La brisa nocturna acaricia mi rostro mientras observó como
la luz de la luna es eclipsada por los infinitos destellos que proyecta la
insomne ciudad. Mientras me encuentro apoyado en el reborde de la ventana
abierta de mi habitación oigo el leve susurro de la respiración de mi mujer
dormida ya en nuestra cama. Siempre me he gustado ese sonido, como una melodía
inconstante y extremadamente dulce que me recuerda que no estoy solo en la
oscuridad de la noche. Sonrío y pienso en lo afortunado que soy, en mis dos
maravillosos hijos que duermen en las habitaciones continuas y en la bastante
generosa oferta de trabajo que recibí la semana pasada. Todo marcha sobre
ruedas por fin, siempre he temido que nunca consiguiera alcanzar la felicidad
que ahora siento, que algo fallará irremediablemente y mi vida se fuera al
traste con la misma facilidad con la que el viento derrumba un castillo de
naipes. Sin embargo, ahora sé que esa felicidad era posible, que todo aquello
por lo que he luchado ha tenido su recompensa. Me acuesto al lado de mi mujer y
al apoyar la cabeza en la cama siento el cosquilleo de las largas hebras de su
moreno cabello que llegan hasta mi almohada. Su perfecto rostro yace dormido a
mi lado, con tal inocencia y belleza que casi temo perturbarlo cuando muevo las
sábanas para cubrirme. El tacto frío de
la almohada me produce un rápido escalofrío que sumerge todo mi cuerpo en un
placentero deliquio, mientras observo silenciosamente los delgados y delicados
labios de mi mujer. Cierro los ojos y dejo volar mi mente libremente mientras
mi consciencia si diluye poco a poco en la apacible oscuridad del sueño. Por
primera vez en mi vida no siento miedo.
Abro los ojos. La luz
del mediodía inunda la habitación mientras el bullicio de la calle se cuela por
la ventana y despeja mi aún adormecida mente. La boca me sabe amarga y
vuelvo a sentir la ligera pero
insistente presión en la sien que me acompaña cada mañana, como si una fuerza
invisible golpeara los laterales de mi cabeza. Suspiro y giro mi cabeza para
fijar la mirada en el blanco techo de mi habitación. La estoy esperando, como
cada día al despertar desde hace ya demasiado tiempo. Mi corazón empieza a
latir, primero suavemente, produciendo un extraño cosquilleo en mi pecho que
tensa mis músculos y me hace sentir inquieto. Después el latido se torna más
rápido, golpeando insistentemente mi esternón, como si dentro de mí alguien
intentará escapar de la prisión de carne y hueso que lo ata en mi interior.
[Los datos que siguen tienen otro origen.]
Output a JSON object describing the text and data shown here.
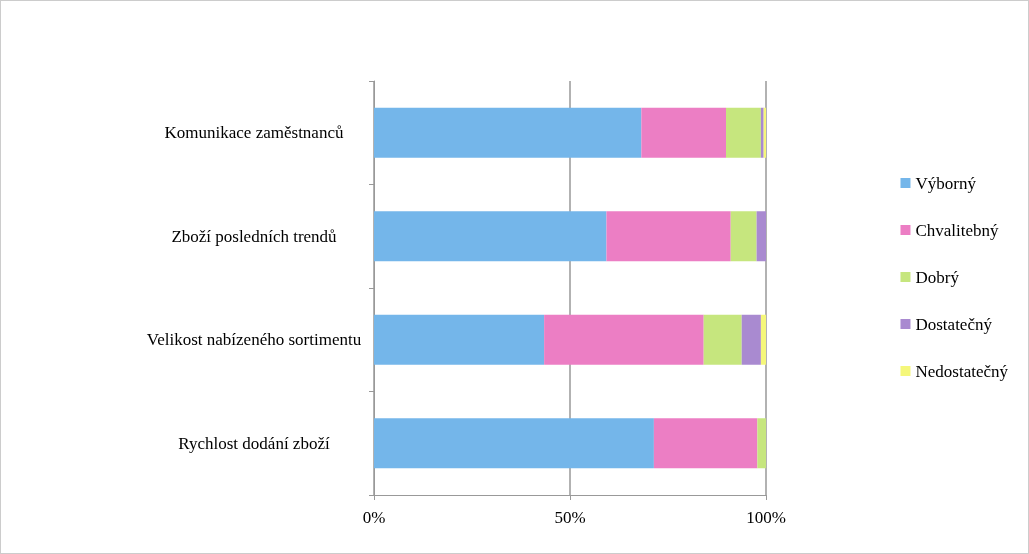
{
  "chart_data": {
    "type": "bar",
    "orientation": "horizontal",
    "stacked": true,
    "categories": [
      "Komunikace zaměstnanců",
      "Zboží posledních trendů",
      "Velikost nabízeného sortimentu",
      "Rychlost dodání zboží"
    ],
    "series": [
      {
        "name": "Výborný",
        "color": "#74b6ea",
        "values": [
          68.2,
          59.3,
          43.4,
          71.4
        ]
      },
      {
        "name": "Chvalitebný",
        "color": "#ec7ec4",
        "values": [
          21.6,
          31.7,
          40.7,
          26.4
        ]
      },
      {
        "name": "Dobrý",
        "color": "#c6e67e",
        "values": [
          8.9,
          6.6,
          9.7,
          2.2
        ]
      },
      {
        "name": "Dostatečný",
        "color": "#a98ad0",
        "values": [
          0.7,
          2.4,
          4.9,
          0
        ]
      },
      {
        "name": "Nedostatečný",
        "color": "#f5f77a",
        "values": [
          0.6,
          0,
          1.3,
          0
        ]
      }
    ],
    "xlim": [
      0,
      100
    ],
    "xticks": [
      {
        "value": 0,
        "label": "0%"
      },
      {
        "value": 50,
        "label": "50%"
      },
      {
        "value": 100,
        "label": "100%"
      }
    ],
    "grid": "x",
    "legend": "right"
  }
}
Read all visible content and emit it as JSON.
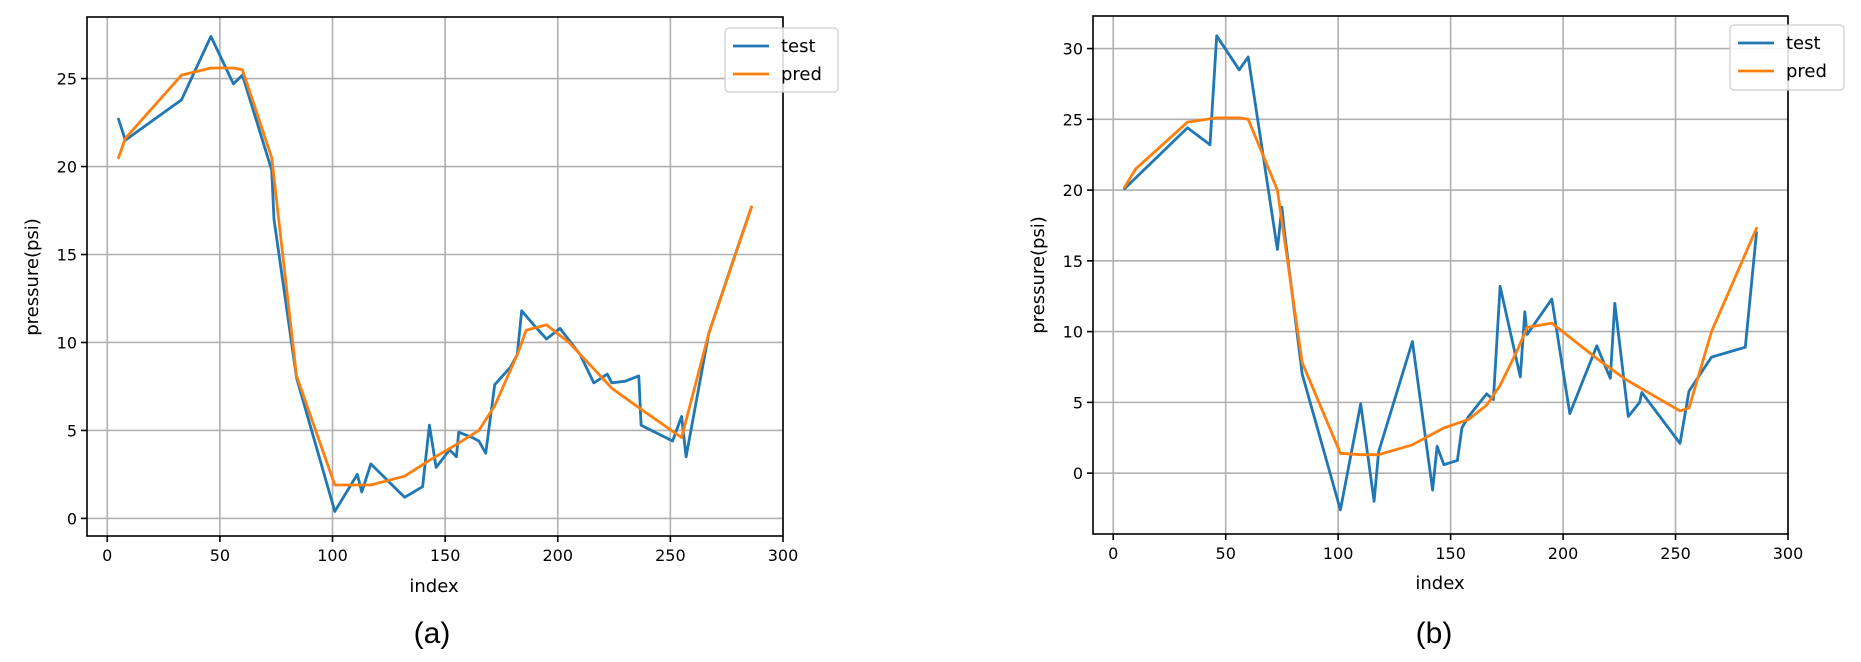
{
  "colors": {
    "test": "#1f77b4",
    "pred": "#ff7f0e"
  },
  "chart_data": [
    {
      "type": "line",
      "caption": "(a)",
      "xlabel": "index",
      "ylabel": "pressure(psi)",
      "xlim": [
        -9,
        300
      ],
      "ylim": [
        -1,
        28.5
      ],
      "xticks": [
        0,
        50,
        100,
        150,
        200,
        250,
        300
      ],
      "yticks": [
        0,
        5,
        10,
        15,
        20,
        25
      ],
      "grid": true,
      "legend": "top-right",
      "series": [
        {
          "name": "test",
          "color_key": "test",
          "points": [
            [
              5,
              22.7
            ],
            [
              8,
              21.5
            ],
            [
              33,
              23.8
            ],
            [
              46,
              27.4
            ],
            [
              56,
              24.7
            ],
            [
              60,
              25.2
            ],
            [
              73,
              19.8
            ],
            [
              74,
              17.0
            ],
            [
              84,
              8.0
            ],
            [
              101,
              0.4
            ],
            [
              111,
              2.5
            ],
            [
              113,
              1.5
            ],
            [
              117,
              3.1
            ],
            [
              132,
              1.2
            ],
            [
              140,
              1.8
            ],
            [
              143,
              5.3
            ],
            [
              146,
              2.9
            ],
            [
              152,
              3.9
            ],
            [
              155,
              3.5
            ],
            [
              156,
              4.9
            ],
            [
              162,
              4.6
            ],
            [
              165,
              4.4
            ],
            [
              168,
              3.7
            ],
            [
              172,
              7.6
            ],
            [
              179,
              8.6
            ],
            [
              182,
              9.3
            ],
            [
              184,
              11.8
            ],
            [
              190,
              10.9
            ],
            [
              195,
              10.2
            ],
            [
              201,
              10.8
            ],
            [
              210,
              9.3
            ],
            [
              216,
              7.7
            ],
            [
              222,
              8.2
            ],
            [
              224,
              7.7
            ],
            [
              230,
              7.8
            ],
            [
              236,
              8.1
            ],
            [
              237,
              5.3
            ],
            [
              251,
              4.4
            ],
            [
              255,
              5.8
            ],
            [
              257,
              3.5
            ],
            [
              267,
              10.5
            ],
            [
              278,
              14.7
            ],
            [
              286,
              17.7
            ]
          ]
        },
        {
          "name": "pred",
          "color_key": "pred",
          "points": [
            [
              5,
              20.5
            ],
            [
              8,
              21.6
            ],
            [
              33,
              25.2
            ],
            [
              46,
              25.6
            ],
            [
              56,
              25.6
            ],
            [
              60,
              25.5
            ],
            [
              73,
              20.5
            ],
            [
              84,
              8.1
            ],
            [
              101,
              1.9
            ],
            [
              110,
              1.9
            ],
            [
              117,
              1.9
            ],
            [
              132,
              2.4
            ],
            [
              143,
              3.3
            ],
            [
              155,
              4.2
            ],
            [
              165,
              5.0
            ],
            [
              172,
              6.4
            ],
            [
              182,
              9.3
            ],
            [
              186,
              10.7
            ],
            [
              195,
              11.0
            ],
            [
              205,
              10.0
            ],
            [
              216,
              8.5
            ],
            [
              224,
              7.4
            ],
            [
              237,
              6.2
            ],
            [
              255,
              4.6
            ],
            [
              267,
              10.5
            ],
            [
              286,
              17.7
            ]
          ]
        }
      ]
    },
    {
      "type": "line",
      "caption": "(b)",
      "xlabel": "index",
      "ylabel": "pressure(psi)",
      "xlim": [
        -9,
        300
      ],
      "ylim": [
        -4.3,
        32.3
      ],
      "xticks": [
        0,
        50,
        100,
        150,
        200,
        250,
        300
      ],
      "yticks": [
        0,
        5,
        10,
        15,
        20,
        25,
        30
      ],
      "grid": true,
      "legend": "top-right",
      "series": [
        {
          "name": "test",
          "color_key": "test",
          "points": [
            [
              5,
              20.1
            ],
            [
              33,
              24.4
            ],
            [
              43,
              23.2
            ],
            [
              46,
              30.9
            ],
            [
              56,
              28.5
            ],
            [
              60,
              29.4
            ],
            [
              73,
              15.8
            ],
            [
              75,
              18.8
            ],
            [
              76,
              17.2
            ],
            [
              84,
              7.0
            ],
            [
              101,
              -2.6
            ],
            [
              110,
              4.9
            ],
            [
              116,
              -2.0
            ],
            [
              118,
              1.5
            ],
            [
              133,
              9.3
            ],
            [
              142,
              -1.2
            ],
            [
              144,
              1.9
            ],
            [
              147,
              0.6
            ],
            [
              153,
              0.9
            ],
            [
              155,
              3.2
            ],
            [
              158,
              4.0
            ],
            [
              166,
              5.6
            ],
            [
              169,
              5.2
            ],
            [
              172,
              13.2
            ],
            [
              181,
              6.8
            ],
            [
              183,
              11.4
            ],
            [
              184,
              9.8
            ],
            [
              195,
              12.3
            ],
            [
              203,
              4.2
            ],
            [
              215,
              9.0
            ],
            [
              221,
              6.7
            ],
            [
              223,
              12.0
            ],
            [
              229,
              4.0
            ],
            [
              234,
              5.0
            ],
            [
              235,
              5.7
            ],
            [
              252,
              2.1
            ],
            [
              256,
              5.8
            ],
            [
              266,
              8.2
            ],
            [
              281,
              8.9
            ],
            [
              286,
              17.0
            ]
          ]
        },
        {
          "name": "pred",
          "color_key": "pred",
          "points": [
            [
              5,
              20.2
            ],
            [
              10,
              21.5
            ],
            [
              33,
              24.8
            ],
            [
              46,
              25.1
            ],
            [
              56,
              25.1
            ],
            [
              60,
              25.0
            ],
            [
              73,
              20.0
            ],
            [
              84,
              7.8
            ],
            [
              101,
              1.4
            ],
            [
              110,
              1.3
            ],
            [
              118,
              1.3
            ],
            [
              133,
              2.0
            ],
            [
              147,
              3.2
            ],
            [
              158,
              3.8
            ],
            [
              166,
              4.8
            ],
            [
              172,
              6.2
            ],
            [
              180,
              8.8
            ],
            [
              184,
              10.3
            ],
            [
              195,
              10.6
            ],
            [
              215,
              8.1
            ],
            [
              228,
              6.6
            ],
            [
              252,
              4.4
            ],
            [
              256,
              4.6
            ],
            [
              266,
              10.0
            ],
            [
              286,
              17.3
            ]
          ]
        }
      ]
    }
  ]
}
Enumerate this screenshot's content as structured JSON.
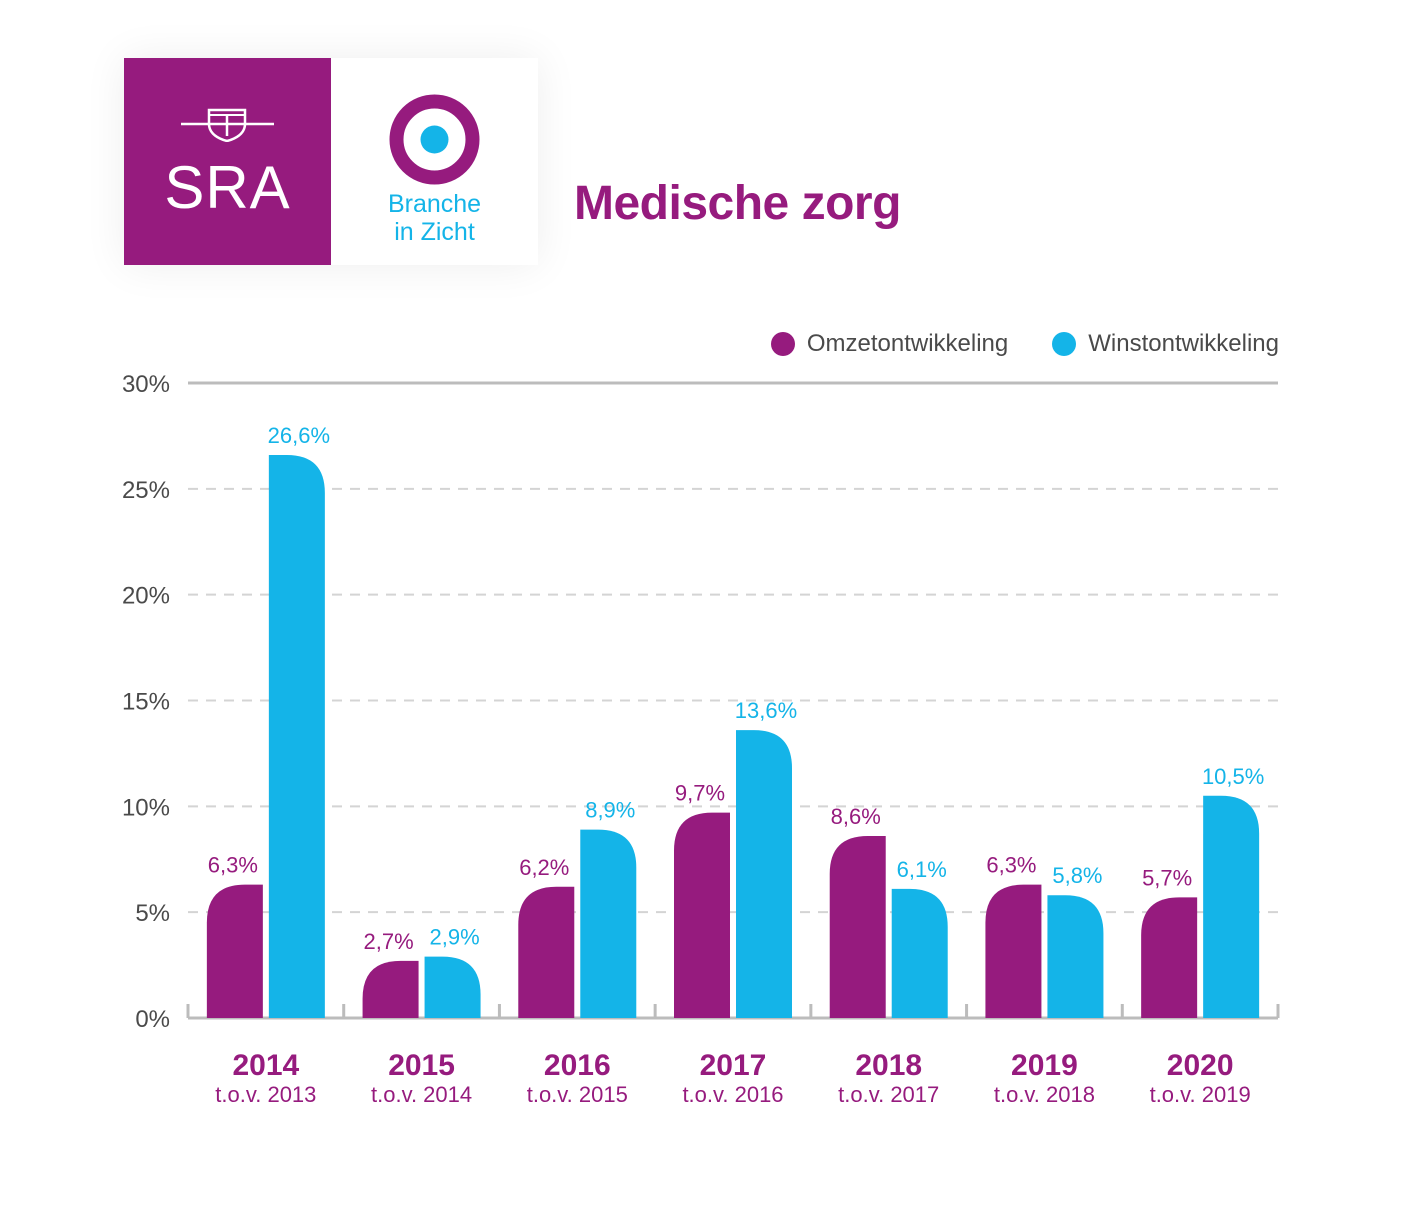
{
  "logo": {
    "sra": "SRA",
    "branche_line1": "Branche",
    "branche_line2": "in Zicht"
  },
  "title": "Medische zorg",
  "colors": {
    "brand": "#961b7e",
    "accent": "#14b4e8",
    "axis": "#bcbcbc",
    "grid": "#d4d4d4",
    "text": "#4a4a4a"
  },
  "chart_data": {
    "type": "bar",
    "categories": [
      "2014",
      "2015",
      "2016",
      "2017",
      "2018",
      "2019",
      "2020"
    ],
    "category_sublabels": [
      "t.o.v. 2013",
      "t.o.v. 2014",
      "t.o.v. 2015",
      "t.o.v. 2016",
      "t.o.v. 2017",
      "t.o.v. 2018",
      "t.o.v. 2019"
    ],
    "series": [
      {
        "name": "Omzetontwikkeling",
        "color": "#961b7e",
        "values": [
          6.3,
          2.7,
          6.2,
          9.7,
          8.6,
          6.3,
          5.7
        ],
        "labels": [
          "6,3%",
          "2,7%",
          "6,2%",
          "9,7%",
          "8,6%",
          "6,3%",
          "5,7%"
        ]
      },
      {
        "name": "Winstontwikkeling",
        "color": "#14b4e8",
        "values": [
          26.6,
          2.9,
          8.9,
          13.6,
          6.1,
          5.8,
          10.5
        ],
        "labels": [
          "26,6%",
          "2,9%",
          "8,9%",
          "13,6%",
          "6,1%",
          "5,8%",
          "10,5%"
        ]
      }
    ],
    "ylim": [
      0,
      30
    ],
    "yticks": [
      0,
      5,
      10,
      15,
      20,
      25,
      30
    ],
    "ytick_labels": [
      "0%",
      "5%",
      "10%",
      "15%",
      "20%",
      "25%",
      "30%"
    ],
    "grid": true,
    "legend_position": "top-right"
  }
}
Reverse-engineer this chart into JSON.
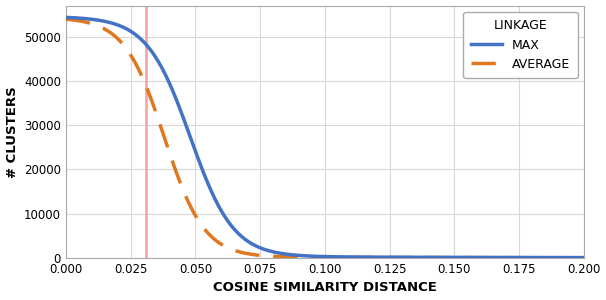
{
  "title": "",
  "xlabel": "COSINE SIMILARITY DISTANCE",
  "ylabel": "# CLUSTERS",
  "xlim": [
    0.0,
    0.2
  ],
  "ylim": [
    0,
    57000
  ],
  "vline_x": 0.031,
  "vline_color": "#f5a8a8",
  "max_color": "#4472c4",
  "average_color": "#e07820",
  "legend_title": "LINKAGE",
  "legend_max": "MAX",
  "legend_average": "AVERAGE",
  "xticks": [
    0.0,
    0.025,
    0.05,
    0.075,
    0.1,
    0.125,
    0.15,
    0.175,
    0.2
  ],
  "yticks": [
    0,
    10000,
    20000,
    30000,
    40000,
    50000
  ],
  "grid_color": "#d8d8d8",
  "background_color": "#ffffff"
}
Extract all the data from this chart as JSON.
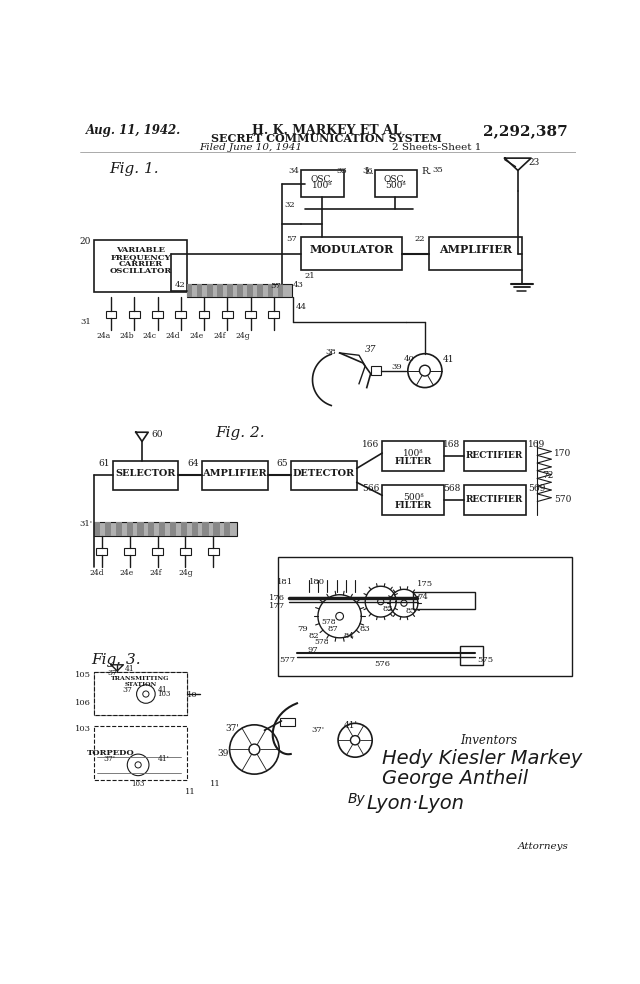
{
  "bg_color": "#ffffff",
  "line_color": "#1a1a1a",
  "header": {
    "date": "Aug. 11, 1942.",
    "inventor": "H. K. MARKEY ET AL",
    "patent_num": "2,292,387",
    "title": "SECRET COMMUNICATION SYSTEM",
    "filed": "Filed June 10, 1941",
    "sheets": "2 Sheets-Sheet 1"
  },
  "footer": {
    "inventors_label": "Inventors",
    "inventor1": "Hedy Kiesler Markey",
    "inventor2": "George Antheil",
    "by": "By",
    "sig": "Lyon & Lyon",
    "attorney": "Attorneys"
  }
}
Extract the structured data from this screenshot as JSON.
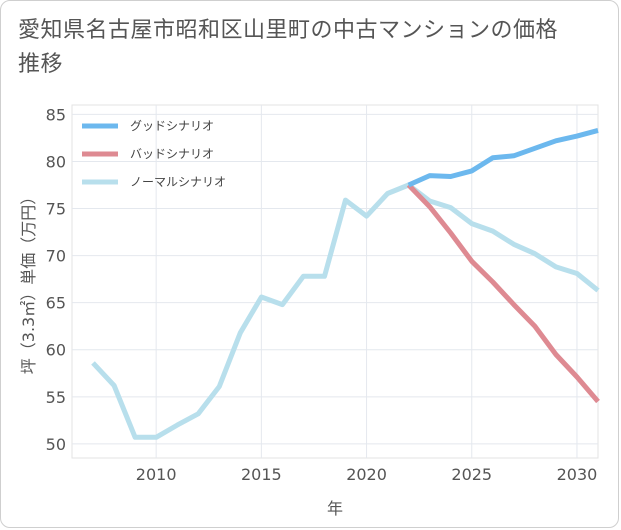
{
  "title": "愛知県名古屋市昭和区山里町の中古マンションの価格推移",
  "chart_data": {
    "type": "line",
    "xlabel": "年",
    "ylabel": "坪（3.3㎡）単価（万円）",
    "xlim": [
      2006,
      2031
    ],
    "ylim": [
      48.5,
      86
    ],
    "x_ticks": [
      2010,
      2015,
      2020,
      2025,
      2030
    ],
    "y_ticks": [
      50,
      55,
      60,
      65,
      70,
      75,
      80,
      85
    ],
    "grid": true,
    "legend_position": "top-left",
    "series": [
      {
        "name": "グッドシナリオ",
        "color": "#6cb8ee",
        "x": [
          2022,
          2023,
          2024,
          2025,
          2026,
          2027,
          2028,
          2029,
          2030,
          2031
        ],
        "values": [
          77.5,
          78.5,
          78.4,
          79.0,
          80.4,
          80.6,
          81.4,
          82.2,
          82.7,
          83.3
        ]
      },
      {
        "name": "バッドシナリオ",
        "color": "#de8a92",
        "x": [
          2022,
          2023,
          2024,
          2025,
          2026,
          2027,
          2028,
          2029,
          2030,
          2031
        ],
        "values": [
          77.5,
          75.2,
          72.4,
          69.4,
          67.2,
          64.8,
          62.5,
          59.5,
          57.1,
          54.5
        ]
      },
      {
        "name": "ノーマルシナリオ",
        "color": "#b8dfec",
        "x": [
          2007,
          2008,
          2009,
          2010,
          2011,
          2012,
          2013,
          2014,
          2015,
          2016,
          2017,
          2018,
          2019,
          2020,
          2021,
          2022,
          2023,
          2024,
          2025,
          2026,
          2027,
          2028,
          2029,
          2030,
          2031
        ],
        "values": [
          58.6,
          56.2,
          50.7,
          50.7,
          52.0,
          53.2,
          56.1,
          61.8,
          65.6,
          64.8,
          67.8,
          67.8,
          75.9,
          74.2,
          76.6,
          77.5,
          75.8,
          75.1,
          73.4,
          72.6,
          71.2,
          70.2,
          68.8,
          68.1,
          66.3
        ]
      }
    ]
  }
}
Vuelvo a suspirar y una sensación parecida al dolor se extiende desde la zona
pectoral a los más alejados puntos de mi ser, un latigazo que se propaga por
cada fibra de mi cuerpo. Está aquí, la ansiedad, supongo que podría llamarla
así, pero para mí ya no es una mera sensación, es un acompañante constante, una
llama inextinguible que arde en mi pecho y me quema las entrañas, o, como
pienso en algunas ocasiones dejándome llevar por mi lado más trágico y poético,
una maldición de la que llevo mucho tiempo intentando escapar. Siempre, antes
de que la ansiedad se asiente dentro de mí, antes siquiera de ser totalmente
consciente de donde estoy y quien soy realmente, en los primeros segundos
después de despertar, siento una calma total, como un recuerdo de aquellos días
en los la única sensación que albergaba era algo de sueño y las ganas de
empezar un nuevo día, una pureza antigua. Esos segundos se alargan las mañanas como ésta, después de
soñar algo tan dulce y tan aparentemente real como el rostro de aquella mujer
que ocupo mis sueños antes de que despertara. Se supone que ella era mi bella
esposa, que tenía dos hermosos hijos y un buen trabajo. Pero no eso lo que me
fascina realmente cuando tengo este tipo de sueños, no una onírica mujer ni la
ilusión de tener hijos a los que amar, lo que realmente me desgarra el alma
cuando el sueño termina y vuelvo a despertarme en mi vacía habitación es que,
por un momento, por un instante, volví a vivir sin miedo y, por un segundo, me
atreví a pensar que jamás volvería a tenerlo.